In corso Gelone devi quasi scontrarti per riconoscere un amico di cui avevi sentito la voce conosciuta: Ma sei tu? Cu stu scuru nun ti vireva! Se ti cade il mazzo di chiavi per terra è un problema ritrovarlo, tutto buio. Non ti accorgi nemmeno degli escrementi che di giorno puoi evitare di pestare. E Corso Gelone è una di quelle vie più illuminate. Ce ne sono tante che sono davvero buie.

(In Via Basento tre lampioni spenti, uno acceso, un’altro spento) 

Si può dire o si viene tacciati di polemisti di professione, di campioni di scuntintizza?

Passeggiare di sera è una tristezza infinita, tra negozi chiusi, lampade fulminate o a led esaurito, lampioni rotti, uno a luce calda (gialla) due a luce fredda (bianca) il sistema di illuminazione ultimamente è davvero da esaminare con attenzione.

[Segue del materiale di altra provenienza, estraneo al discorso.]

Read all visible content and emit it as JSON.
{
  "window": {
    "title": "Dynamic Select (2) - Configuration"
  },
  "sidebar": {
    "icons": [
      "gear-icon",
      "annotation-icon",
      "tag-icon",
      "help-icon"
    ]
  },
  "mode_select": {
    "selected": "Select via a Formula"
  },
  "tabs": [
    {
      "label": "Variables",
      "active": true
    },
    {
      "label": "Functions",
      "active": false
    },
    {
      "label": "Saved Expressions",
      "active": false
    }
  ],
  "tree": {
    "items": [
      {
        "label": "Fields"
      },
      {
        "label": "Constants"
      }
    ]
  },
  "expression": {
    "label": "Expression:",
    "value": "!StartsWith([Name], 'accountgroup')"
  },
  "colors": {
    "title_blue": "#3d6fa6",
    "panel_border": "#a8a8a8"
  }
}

Sarà colpa dei lampioni troppo alti? Sarà il tipo di lampada che dopo il suo tempo riduce la potenza? Dovrebbero metterle bianche? Dovrebbero metterle gialle? A colori alternati? Sarà colpa della ditta appaltatrice che non sostituisce le lampade spente, che non fa manutenzione, forse il magazzino è vuoto o forse si attende attende un nuovo appalto? Oppure perchè sono coperte dalle chiome degli alberi, dai tabelloni?

  (Via Adige, pochi lampioni funzionanti ma coperti dai rami degli alberi)

Se non fosse per qualche sparuta vetrina di negozio che in parte limita i danni la questione sarebbe davvero tragica. Speriamo che presto installino le luminarie luciane e natalizie (che in tante città già sfavillano da giorni) e almeno per un mesetto torneremo a riconoscerci per strada, almeno in quelle principali.

Intanto abbiamo sottoposto il problema al Delegato di quartiere, solerte a fase alternate, che pure lui concordava con …la buia realtà.